Fig. 3: H. pylori induces Bax/Bak-dependent Smac-release.

a–c AGS cell lines were infected with H. pylori G27 strain at an MOI of 100 for 18 h. Endogenous levels of Smac and cytochrome c from whole cell lysates were detected by Western blotting. Shown are representative Western blots from at least three (a: CTRL) or four (b: Bax^−/−Bak^−/−, clone 2) independent experiments and a quantification of all blots (c). Not normalized data are shown in S8I. d AGS cell lines (Bax^−/−Bak^−/−, clone 1) were infected with H. pylori G27 strain at an MOI of 100 for 18 h. Endogenous Smac (green) and cytochrome c (red) were detected by immunofluorescence. Shown are representative pictures and quantification of five independent experiments with at least 340 cells/condition. Scale bars indicate 50 µM. A larger magnification and individual fluorescence channels are shown in Fig. S4A. e AGS cells (vector control (CTRL)) infected with Helicobacter (G27, MOI 100 for 18 h) were separated into cytoplasmic and mitochondrial fractions for analysis of Smac- und cytochrome c-release. Fractionation was confirmed by Western blot analysis. α-tubulin was used as a cytoplasmic marker protein and VDAC as a marker of mitochondria. The immunoblots are representative of three independent experiments. f KATOIII cell lines were infected with H. pylori G27 strain at an MOI of 10 for 5 h.
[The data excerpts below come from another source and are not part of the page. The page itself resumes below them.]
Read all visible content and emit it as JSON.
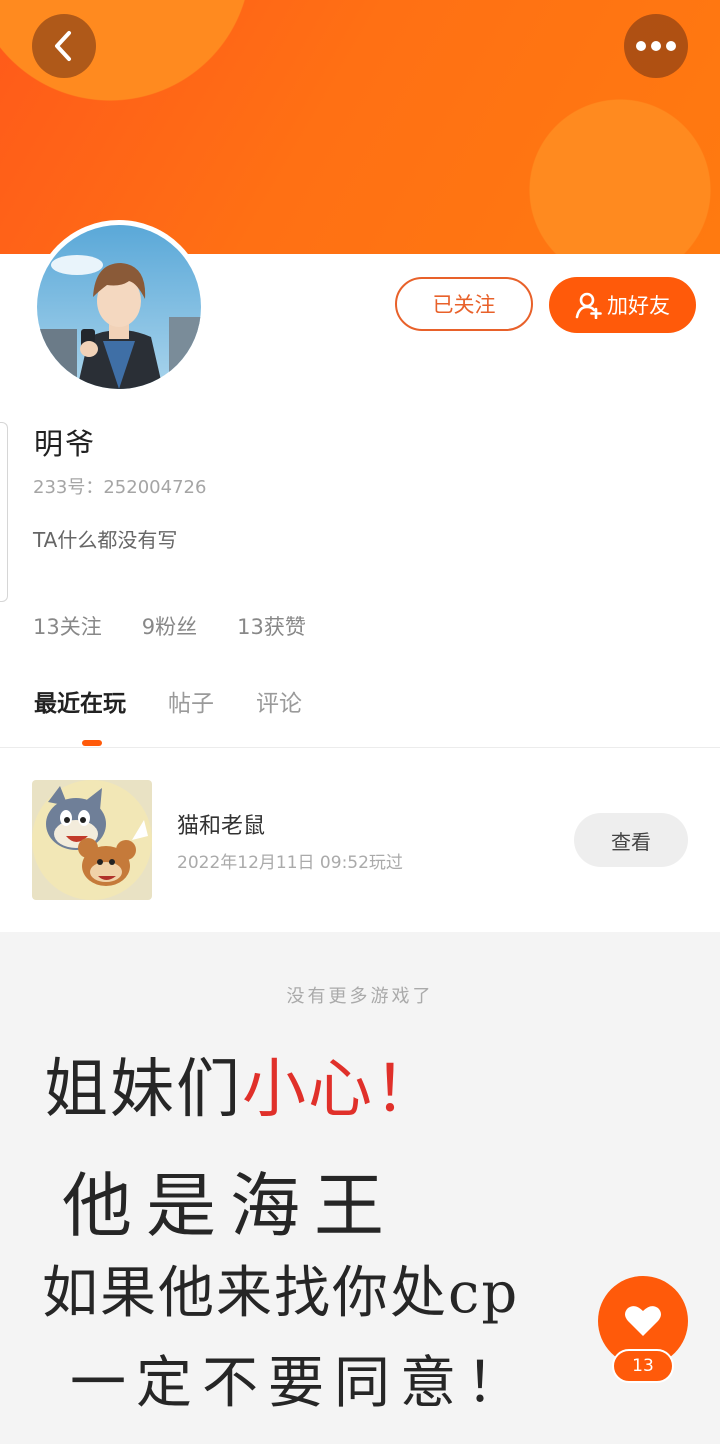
{
  "header": {
    "back_icon": "chevron-left-icon",
    "more_icon": "more-dots-icon"
  },
  "profile": {
    "follow_label": "已关注",
    "add_friend_label": "加好友",
    "add_friend_icon": "add-user-icon",
    "name": "明爷",
    "uid": "233号：252004726",
    "bio": "TA什么都没有写",
    "stats": {
      "following": "13关注",
      "fans": "9粉丝",
      "likes": "13获赞"
    }
  },
  "tabs": [
    {
      "label": "最近在玩",
      "active": true
    },
    {
      "label": "帖子",
      "active": false
    },
    {
      "label": "评论",
      "active": false
    }
  ],
  "recent_game": {
    "name": "猫和老鼠",
    "time": "2022年12月11日 09:52玩过",
    "view_label": "查看"
  },
  "no_more": "没有更多游戏了",
  "note": {
    "line1_black": "姐妹们",
    "line1_red": "小心！",
    "line2": "他是海王",
    "line3": "如果他来找你处cp",
    "line4": "一定不要同意！"
  },
  "like": {
    "icon": "heart-icon",
    "count": "13"
  },
  "colors": {
    "accent": "#ff5a0a",
    "header": "#ff6a14",
    "note_red": "#e0302a"
  }
}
Endogenous Smac (green) and cytochrome c (red) were detected by immunofluorescence. Shown are representative pictures of three independent experiments. Bar, graph, Smac (green bars) and cytochrome c (red bars) fluorescence intensity were quantified by calculating the corrected total cell fluorescence (CTCF) in the same cells. Shown are the values of the individual cells of three independent experiments. Significance was calculated with the mean value of each individual experiment. A larger magnification and individual fluorescence channels are shown in Fig. S4C. Data information: Bars represent the mean and dots the value of independent experiments (c, d) or single cells (f). Error bars show standard error of mean. Ns: p > 0.05, *, p < 0.05, **, p < 0.01. The significance were tested by parametric (d, f: Sidak´s post hoc test) and non-parametric (c: Dunn´s post hoc test) one-way ANOVA. CTRL, non-targeting control gRNA; Bax^−/−Bak^−/−, double deletion of Bax and Bak by CRISPR/Cas9.